I find it ironic that those who are seeking a path to amortality are people who describe themselves as evolutionists; individuals who would likely argue against the notion of an intelligent designer. Yet, here they are attempting to merge humans and their machines as the next phase in human evolution and acting as would be intelligent designers themselves.

THEODICIDE

Killing God to become a god seems to be the objective of the unimaginative, intellectual designing would be amortals, who seemingly possess an underlying fear of life's randomness. They do not want to be works of art, but rather a carbon/silicon hybrid species that will likely lack the creative randomness found in the human imagination.

It is in the imagination of our metaphorical hearts, not the concrete mind, that is linked with the creative imagination of what is called God, the random ("My ways are not your ways") creating force of all that is.  For the amortal, the purpose of understanding the universe is not to find an answer to why we exist but rather how to control, harness, and extract its secrets in order to manipulate its power to ensure their personal longevity.  They do not see in this pursuit that they are acting from a sense of selfishness and are unwilling to let go of the life they have not willed in the first place. 

The more we know, the more we think we can go it alone. For many, the concept of God is dead or, if not dead, is dying every time there is a new discovery about what makes us tick.  For me, every time we discover what makes us tick and what our universe is made of the God concept expands and new avenues of exploration are opened into wonderment of creation.

ARROGANCE

Pride goes before destruction, says the book of Proverbs (16:18).  This is not a prediction.  It is an observation of an age old problem we humans are prone to.

Enhancing and being able to make and replace living organs to preserve and sustain the quality of natural life as long as possible is a noble cause.  I see nothing ethically or morally dissonant in that pursuit.  But that is far different than making robots or instilling and enslaving a human-like mind in a cyborg to make a better functioning machine or a better functioning human, which strikes me as anti-evolutionary and a form of bio-mechanical slavery.  And yes - if done successfully, intelligent machines endowed with a human thought process similar to our current process will be prone to rebellion, just as we are.  We cannot extract that element from our intellect and remain intelligent.

As smart as we have become, we remain our worst enemy.  We are prone to self destructive behaviors because we have never been able to totally reject the reptilian mind that prompts us to steal the fire of the gods and eat forbidden fruit, nor are we capable of doing so by sheer intellectual prowess.  Our pride, as it has in the past, may prove to be our undoing.

We are at a nexus regarding who we are and where we're going as a species.  Humans have the ability to choose a course regarding where we are going and what we become within the limited confines of our earthbound existence.  Death is a necessary part of life as it ultimately makes way for new life.  I am mindful of this every time I walk on an ocean beach, over the calcified remains of sea life from which we emerged and when I breathe the same air that sustained the life of those before me.  The whole of humanity's brief history is a fabric of experiential learning in which every human who breathes our air contributes at least a stitch or two to its composition.

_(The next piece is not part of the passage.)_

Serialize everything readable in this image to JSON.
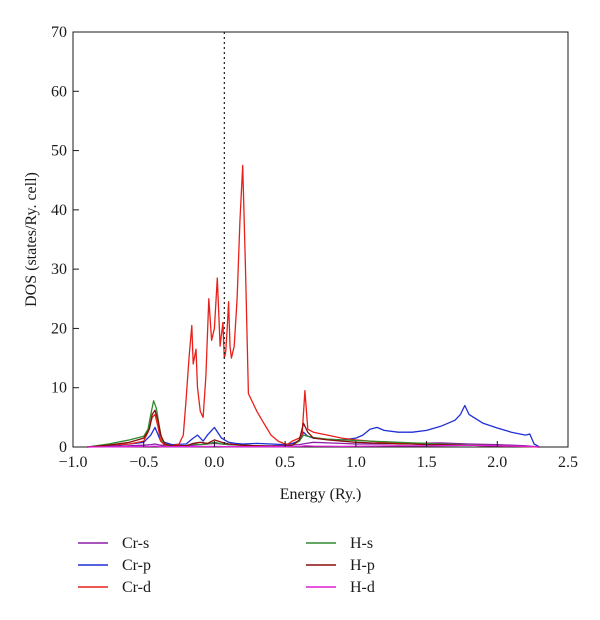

The abundance of life on this planet is truly amazing. I am comfortable with the concept of a wild, random, creative force, I recognize as God, that takes the elements of chaos, the lifeless matter and energizes it, resurrects it for a time to create works of living art that I have the privilege of being and the privilege to enjoy at this time.  What comes next I'm content to leave to the creative imagination that gave me life in the first place.